Synopses & Reviews
"Biographies of historians seldom make exciting reading. One exception, however, is the biography of A.J.P. Taylor, who at one time or another was an historian, essayist, journalist, popular radio and television personality, book reviewer, and Oxford don. Taylor's last doctoral student at Oxford has written a fascinating, detailed biography of a very complicated man as well as an analysis of his research and writing. His private life involved three tempestuous marriages and six children; he was outspoken, sometimes quarrelsome and always opinionated. Taylor was probably the best-known British historian of the 20th century who wrote 23 books including his two masterpieces The Struggle for Mastery in Europe and English History 1914—1945. However, he is best remembered for The
Origins of the Second World War. This volume was praised and condemned chiefly because Taylor argued that Hitler had no preconceived master plan, only exploited opportunities and was supported by the German people. A member of the Communist Party in his youth, after World War II Taylor became outspoken in his anti-American views and in his support for an Anglo-Soviet alliance. Taylor also gained renown in Britain for his lectures on radio and later on television and for his writing in the daily press all of which brought history into the lives of millions of people in Britain and supplied him with the income that he needed to support his life style. It is a delightful book about a controversial man." Reviewed by Andrew Witmer, Virginia Quarterly Review (Copyright 2006 Virginia Quarterly Review)
Popular, prolific, and impassioned, British historian A. J. P. Taylor (1906-1990) was also outspoken, controversial, and quarrelsome. Taylor's many books, including The Struggle for Mastery in Europe, The Origins of the Second World War, and English History 1914-1945, changed the way history was written and read. His legendary television lectures, delivered live and unscripted, brought history to a huge popular audience. In this masterful biography, Kathleen Burk provides a perceptive account of the life and achievements of Britain's most famous twentieth-century historian. Burk draws on her personal acquaintance with Taylor in his later years and on an array of previously untapped archival materials to analyze the successes, failures, and controversies of Taylor's life as historian, Oxford don, broadcast journalist, husband, and friend.

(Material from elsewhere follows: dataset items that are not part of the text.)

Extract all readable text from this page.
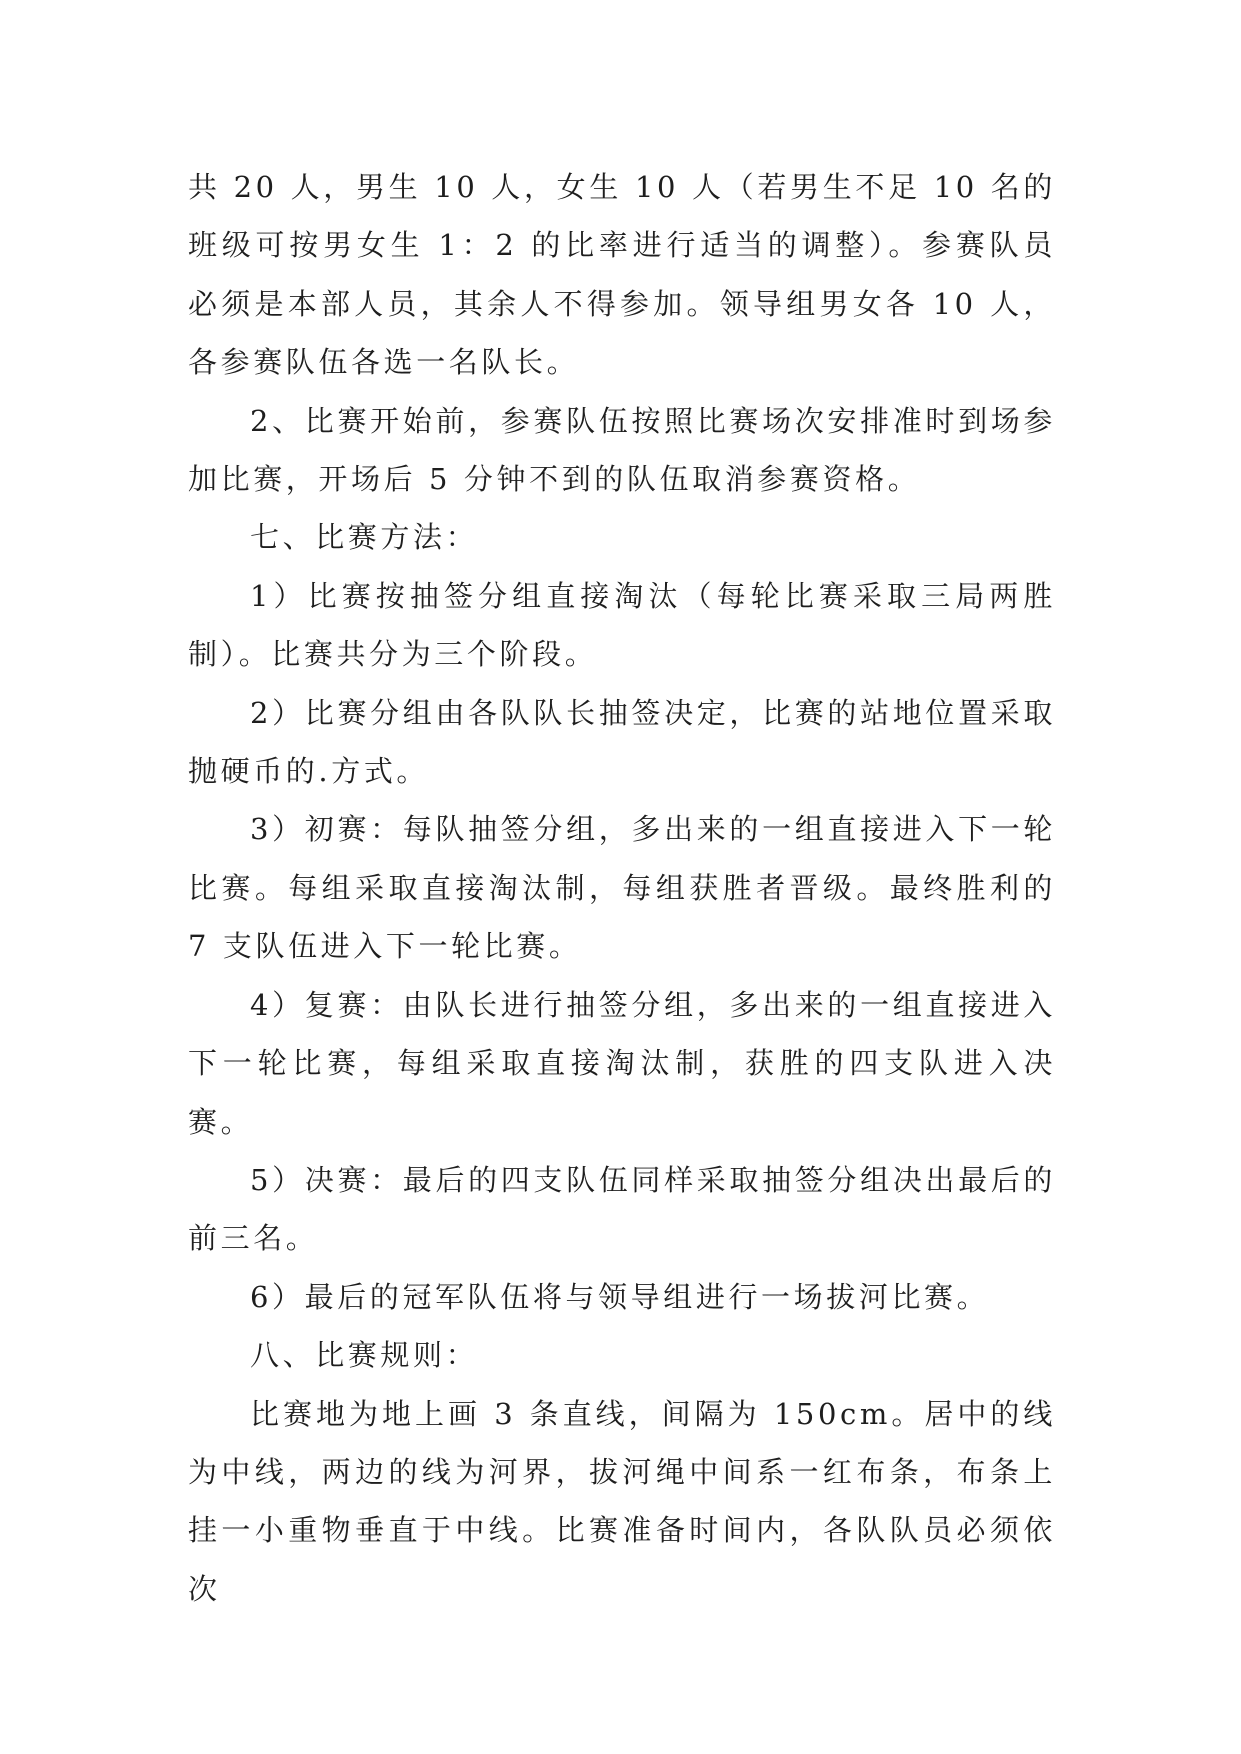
共 20 人，男生 10 人，女生 10 人（若男生不足 10 名的班级可按男女生 1：2 的比率进行适当的调整）。参赛队员必须是本部人员，其余人不得参加。领导组男女各 10 人，各参赛队伍各选一名队长。

2、比赛开始前，参赛队伍按照比赛场次安排准时到场参加比赛，开场后 5 分钟不到的队伍取消参赛资格。

七、比赛方法：

1）比赛按抽签分组直接淘汰（每轮比赛采取三局两胜制）。比赛共分为三个阶段。

2）比赛分组由各队队长抽签决定，比赛的站地位置采取抛硬币的.方式。

3）初赛：每队抽签分组，多出来的一组直接进入下一轮比赛。每组采取直接淘汰制，每组获胜者晋级。最终胜利的 7 支队伍进入下一轮比赛。

4）复赛：由队长进行抽签分组，多出来的一组直接进入下一轮比赛，每组采取直接淘汰制，获胜的四支队进入决赛。

5）决赛：最后的四支队伍同样采取抽签分组决出最后的前三名。

6）最后的冠军队伍将与领导组进行一场拔河比赛。

八、比赛规则：

比赛地为地上画 3 条直线，间隔为 150cm。居中的线为中线，两边的线为河界，拔河绳中间系一红布条，布条上挂一小重物垂直于中线。比赛准备时间内，各队队员必须依次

The author sets Taylor's professional work in the context of the development of history in England during the century, and she traces the relations between his writings and his reactions to domestic and foreign politics. Her account of Taylor's years at Oxford explores the customs and rituals of the academic community, his colleagues, and the successive crises that beset him personally and professionally. The book also assesses Taylor's political activities and his self-described role as an "impotent socialist," his development as a journalist and broadcaster, previously unknown financial aspects of his freelance activities, and his private upheavals, in particular his failed marriages.